Ainsi la République a fait son mea culpa, et s'auto flagelle, on attend toujours que la génération antagoniste des révisionnistes fasse de même.
Bien sûr Maja, l'Histoire progresse, et on peut aussi réfléchir sur son sens. Mais comment ne pas « comprendre » que des familles cherchent à reconstituer leur passé. De la même façon je sais que tous les franquistes n'étaient pas fascistes, pas plus que tous les républicains n'étaient staliniens, mais peut t'on baser une « réconciliation » sur le mensonge, la dissimulation et la manipulation. On ne peut « pardonner » que ce qu'on connaît, et améliorer cette connaissance est aussi le rôle de l'historien et de l'Histoire. Je comprends également que lors de la transition qui en grande partie fut conduite par d'ex franquistes, il fallait calmer les tensions, mais « amnistier »? C'est bien tout ce qui fait la complexité « du devoir de mémoire », qui pour sa gravité et les souffrances auxquelles il s'adresse mérite autre chose que les jugements sommaires qu'on nous inflige.

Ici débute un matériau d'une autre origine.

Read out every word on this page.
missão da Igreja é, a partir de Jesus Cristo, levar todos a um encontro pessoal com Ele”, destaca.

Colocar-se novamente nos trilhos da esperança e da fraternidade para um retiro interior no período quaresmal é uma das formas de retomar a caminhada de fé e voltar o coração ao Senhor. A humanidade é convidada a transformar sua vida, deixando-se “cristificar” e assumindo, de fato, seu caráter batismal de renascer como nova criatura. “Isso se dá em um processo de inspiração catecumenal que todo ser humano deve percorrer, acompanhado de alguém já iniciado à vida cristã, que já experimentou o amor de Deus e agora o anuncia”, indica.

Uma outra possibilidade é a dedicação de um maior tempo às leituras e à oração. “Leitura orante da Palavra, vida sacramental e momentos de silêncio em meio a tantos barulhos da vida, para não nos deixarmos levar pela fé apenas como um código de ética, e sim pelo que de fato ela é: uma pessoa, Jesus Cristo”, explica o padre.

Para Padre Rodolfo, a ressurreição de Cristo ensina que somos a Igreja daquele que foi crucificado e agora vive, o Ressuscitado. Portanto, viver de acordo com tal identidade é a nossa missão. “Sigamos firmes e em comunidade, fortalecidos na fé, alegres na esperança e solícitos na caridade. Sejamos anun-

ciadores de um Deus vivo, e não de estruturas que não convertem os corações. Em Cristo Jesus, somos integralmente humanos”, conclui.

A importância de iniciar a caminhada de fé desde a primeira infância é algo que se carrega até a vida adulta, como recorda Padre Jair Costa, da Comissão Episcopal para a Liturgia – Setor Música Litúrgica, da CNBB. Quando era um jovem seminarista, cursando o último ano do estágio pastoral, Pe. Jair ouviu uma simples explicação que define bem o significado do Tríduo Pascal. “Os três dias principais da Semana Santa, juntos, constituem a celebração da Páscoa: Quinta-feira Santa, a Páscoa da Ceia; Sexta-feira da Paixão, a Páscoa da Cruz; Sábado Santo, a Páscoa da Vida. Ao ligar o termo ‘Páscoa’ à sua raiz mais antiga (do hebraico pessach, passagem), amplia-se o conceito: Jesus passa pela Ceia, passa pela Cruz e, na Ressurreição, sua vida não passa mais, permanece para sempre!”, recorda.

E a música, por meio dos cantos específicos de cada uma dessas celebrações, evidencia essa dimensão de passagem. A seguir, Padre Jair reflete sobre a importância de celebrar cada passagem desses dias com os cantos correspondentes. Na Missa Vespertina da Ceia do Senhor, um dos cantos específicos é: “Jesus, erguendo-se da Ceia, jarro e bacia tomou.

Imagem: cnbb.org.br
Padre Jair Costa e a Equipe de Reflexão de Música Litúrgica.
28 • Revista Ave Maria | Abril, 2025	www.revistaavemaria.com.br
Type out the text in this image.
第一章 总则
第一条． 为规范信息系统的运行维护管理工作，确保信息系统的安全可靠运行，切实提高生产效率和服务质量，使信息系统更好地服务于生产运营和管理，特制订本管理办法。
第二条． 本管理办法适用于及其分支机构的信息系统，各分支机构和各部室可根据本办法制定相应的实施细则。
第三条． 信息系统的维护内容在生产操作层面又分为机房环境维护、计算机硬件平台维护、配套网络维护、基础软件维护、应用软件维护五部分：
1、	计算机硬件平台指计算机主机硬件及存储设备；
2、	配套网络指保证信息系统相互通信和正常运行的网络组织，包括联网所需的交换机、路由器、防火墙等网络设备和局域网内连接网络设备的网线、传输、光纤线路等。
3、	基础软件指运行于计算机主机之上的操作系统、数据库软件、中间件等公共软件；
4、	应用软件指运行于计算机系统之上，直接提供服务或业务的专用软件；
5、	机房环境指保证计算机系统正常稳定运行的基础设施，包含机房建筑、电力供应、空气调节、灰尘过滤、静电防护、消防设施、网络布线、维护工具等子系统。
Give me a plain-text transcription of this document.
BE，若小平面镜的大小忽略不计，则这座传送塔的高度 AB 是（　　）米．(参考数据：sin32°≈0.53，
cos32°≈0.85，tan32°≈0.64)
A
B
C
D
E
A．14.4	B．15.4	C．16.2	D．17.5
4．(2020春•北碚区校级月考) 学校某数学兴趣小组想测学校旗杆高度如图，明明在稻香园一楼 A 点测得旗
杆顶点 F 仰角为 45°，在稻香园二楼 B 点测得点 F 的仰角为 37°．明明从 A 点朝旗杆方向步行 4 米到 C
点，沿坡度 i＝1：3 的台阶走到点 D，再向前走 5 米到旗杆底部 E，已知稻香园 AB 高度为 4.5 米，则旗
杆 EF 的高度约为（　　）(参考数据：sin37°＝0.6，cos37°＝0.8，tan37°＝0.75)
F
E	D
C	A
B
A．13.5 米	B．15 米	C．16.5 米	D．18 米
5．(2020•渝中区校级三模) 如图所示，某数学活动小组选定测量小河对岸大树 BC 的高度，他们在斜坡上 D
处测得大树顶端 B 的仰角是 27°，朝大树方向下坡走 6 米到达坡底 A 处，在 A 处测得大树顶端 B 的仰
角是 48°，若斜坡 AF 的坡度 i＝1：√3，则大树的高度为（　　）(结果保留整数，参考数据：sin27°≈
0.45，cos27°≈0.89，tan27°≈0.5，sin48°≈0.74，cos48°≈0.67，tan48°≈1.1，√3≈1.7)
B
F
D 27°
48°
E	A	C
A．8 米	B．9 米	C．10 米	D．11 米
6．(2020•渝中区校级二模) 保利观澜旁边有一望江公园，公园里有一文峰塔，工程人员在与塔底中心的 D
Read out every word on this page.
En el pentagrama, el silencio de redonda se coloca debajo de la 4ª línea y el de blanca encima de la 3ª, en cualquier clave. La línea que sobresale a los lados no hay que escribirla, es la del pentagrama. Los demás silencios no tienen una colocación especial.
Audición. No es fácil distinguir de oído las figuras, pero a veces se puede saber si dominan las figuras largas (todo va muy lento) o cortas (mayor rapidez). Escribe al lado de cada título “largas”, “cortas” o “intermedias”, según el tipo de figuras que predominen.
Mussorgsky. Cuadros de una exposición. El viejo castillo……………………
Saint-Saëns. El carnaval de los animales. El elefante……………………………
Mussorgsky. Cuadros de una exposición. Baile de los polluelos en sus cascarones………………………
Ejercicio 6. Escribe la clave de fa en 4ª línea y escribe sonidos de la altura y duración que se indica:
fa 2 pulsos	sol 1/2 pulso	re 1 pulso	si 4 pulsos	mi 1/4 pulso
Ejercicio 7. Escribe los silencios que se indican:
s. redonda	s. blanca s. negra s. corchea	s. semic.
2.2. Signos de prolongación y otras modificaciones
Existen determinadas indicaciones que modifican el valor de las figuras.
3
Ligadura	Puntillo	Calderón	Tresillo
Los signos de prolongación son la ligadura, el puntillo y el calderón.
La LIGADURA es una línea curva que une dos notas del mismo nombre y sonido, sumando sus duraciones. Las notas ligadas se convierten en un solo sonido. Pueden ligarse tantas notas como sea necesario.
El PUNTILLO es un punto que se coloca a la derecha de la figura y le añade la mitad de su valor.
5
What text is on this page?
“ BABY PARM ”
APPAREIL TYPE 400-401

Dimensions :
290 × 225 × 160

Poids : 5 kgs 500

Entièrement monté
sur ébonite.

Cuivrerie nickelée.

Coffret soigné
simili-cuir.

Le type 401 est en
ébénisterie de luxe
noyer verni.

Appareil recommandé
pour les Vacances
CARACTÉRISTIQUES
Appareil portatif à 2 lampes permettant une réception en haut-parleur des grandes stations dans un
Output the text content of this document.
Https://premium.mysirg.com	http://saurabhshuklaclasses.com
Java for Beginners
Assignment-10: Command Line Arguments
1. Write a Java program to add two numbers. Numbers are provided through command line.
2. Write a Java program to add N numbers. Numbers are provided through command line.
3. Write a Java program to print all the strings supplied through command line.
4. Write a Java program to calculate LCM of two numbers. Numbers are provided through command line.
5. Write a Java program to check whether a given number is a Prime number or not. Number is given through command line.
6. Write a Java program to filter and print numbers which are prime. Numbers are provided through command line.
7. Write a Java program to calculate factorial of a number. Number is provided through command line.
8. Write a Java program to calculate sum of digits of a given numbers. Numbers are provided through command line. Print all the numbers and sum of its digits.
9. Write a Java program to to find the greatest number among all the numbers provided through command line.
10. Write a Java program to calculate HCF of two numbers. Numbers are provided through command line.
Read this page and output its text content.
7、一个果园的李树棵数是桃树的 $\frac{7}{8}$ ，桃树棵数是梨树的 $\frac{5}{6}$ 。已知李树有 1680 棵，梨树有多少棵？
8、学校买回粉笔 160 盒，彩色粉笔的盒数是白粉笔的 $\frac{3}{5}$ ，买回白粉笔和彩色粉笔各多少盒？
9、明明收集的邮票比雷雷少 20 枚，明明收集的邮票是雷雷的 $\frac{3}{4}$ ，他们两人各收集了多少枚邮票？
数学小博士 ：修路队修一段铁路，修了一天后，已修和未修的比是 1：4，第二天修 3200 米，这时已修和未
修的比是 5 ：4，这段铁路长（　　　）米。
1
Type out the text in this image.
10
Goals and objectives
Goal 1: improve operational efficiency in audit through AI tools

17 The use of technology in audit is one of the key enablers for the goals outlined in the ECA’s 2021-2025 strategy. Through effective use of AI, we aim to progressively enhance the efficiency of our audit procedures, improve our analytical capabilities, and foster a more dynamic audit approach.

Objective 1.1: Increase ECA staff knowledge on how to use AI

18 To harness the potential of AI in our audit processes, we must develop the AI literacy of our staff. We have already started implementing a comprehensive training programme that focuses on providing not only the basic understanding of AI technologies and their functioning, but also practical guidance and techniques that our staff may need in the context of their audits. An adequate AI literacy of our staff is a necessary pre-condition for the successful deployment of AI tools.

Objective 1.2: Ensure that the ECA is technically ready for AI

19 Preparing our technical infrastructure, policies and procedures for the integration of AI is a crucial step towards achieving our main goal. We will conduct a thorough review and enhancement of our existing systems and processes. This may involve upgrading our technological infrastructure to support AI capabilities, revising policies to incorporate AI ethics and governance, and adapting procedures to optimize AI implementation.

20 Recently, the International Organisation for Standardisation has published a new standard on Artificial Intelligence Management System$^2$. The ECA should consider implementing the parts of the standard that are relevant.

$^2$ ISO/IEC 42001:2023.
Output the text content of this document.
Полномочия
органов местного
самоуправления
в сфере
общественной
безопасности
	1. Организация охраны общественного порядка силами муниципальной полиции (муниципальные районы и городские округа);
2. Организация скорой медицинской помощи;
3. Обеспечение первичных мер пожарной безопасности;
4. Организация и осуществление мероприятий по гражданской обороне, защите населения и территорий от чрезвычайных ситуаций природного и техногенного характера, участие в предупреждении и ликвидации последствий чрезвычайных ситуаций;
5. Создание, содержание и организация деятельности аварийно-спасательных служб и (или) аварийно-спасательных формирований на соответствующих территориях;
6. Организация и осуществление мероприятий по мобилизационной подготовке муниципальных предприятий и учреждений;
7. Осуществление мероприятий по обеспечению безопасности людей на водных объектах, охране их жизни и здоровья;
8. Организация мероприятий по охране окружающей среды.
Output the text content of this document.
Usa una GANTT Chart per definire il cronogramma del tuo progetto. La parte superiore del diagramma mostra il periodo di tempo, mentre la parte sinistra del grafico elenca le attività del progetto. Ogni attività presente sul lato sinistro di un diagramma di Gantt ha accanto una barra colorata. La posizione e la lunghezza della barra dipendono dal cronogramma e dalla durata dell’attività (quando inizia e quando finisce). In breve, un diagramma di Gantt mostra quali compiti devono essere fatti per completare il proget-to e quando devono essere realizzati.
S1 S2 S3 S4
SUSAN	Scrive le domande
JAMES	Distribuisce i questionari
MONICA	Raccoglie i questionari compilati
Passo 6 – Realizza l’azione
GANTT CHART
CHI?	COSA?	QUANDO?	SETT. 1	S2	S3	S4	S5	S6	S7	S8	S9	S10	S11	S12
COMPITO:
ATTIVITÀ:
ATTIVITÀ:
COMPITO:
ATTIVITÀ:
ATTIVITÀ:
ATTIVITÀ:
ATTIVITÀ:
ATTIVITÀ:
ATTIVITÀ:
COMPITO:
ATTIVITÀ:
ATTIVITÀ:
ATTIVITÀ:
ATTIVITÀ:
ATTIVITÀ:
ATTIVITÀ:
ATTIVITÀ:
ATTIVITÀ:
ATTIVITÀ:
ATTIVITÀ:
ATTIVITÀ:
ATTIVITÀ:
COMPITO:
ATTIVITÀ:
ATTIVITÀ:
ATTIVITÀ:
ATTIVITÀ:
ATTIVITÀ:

Sur le sujet de l 'émigration, tu défends la même thèse qu' Araquistain, à savoir que plutôt que de financer une contestation qui reproduisit, parfois de façon grotesque, tous les conflits internes des « izquierdas », elle aurait pu financer avec cet argent les émigrés restés sur le sol français, et adoucir leur sort. Je voudrais dire aussi, rejoignant Don Ernesto, qu'on ne peut pas soupçonner de francophilie, dans les deux sens du terme, que recevoir en quelques jours plus de 400 000 malheureux en errance, cela pose quelques problèmes logistiques et aussi de « rejet » d'une partie de la population. Encore ne furent t'ils pas refoulés et renvoyés vers une mort certaine. Alors que Vichy livra des politiques espagnols et les envoya vers la mort.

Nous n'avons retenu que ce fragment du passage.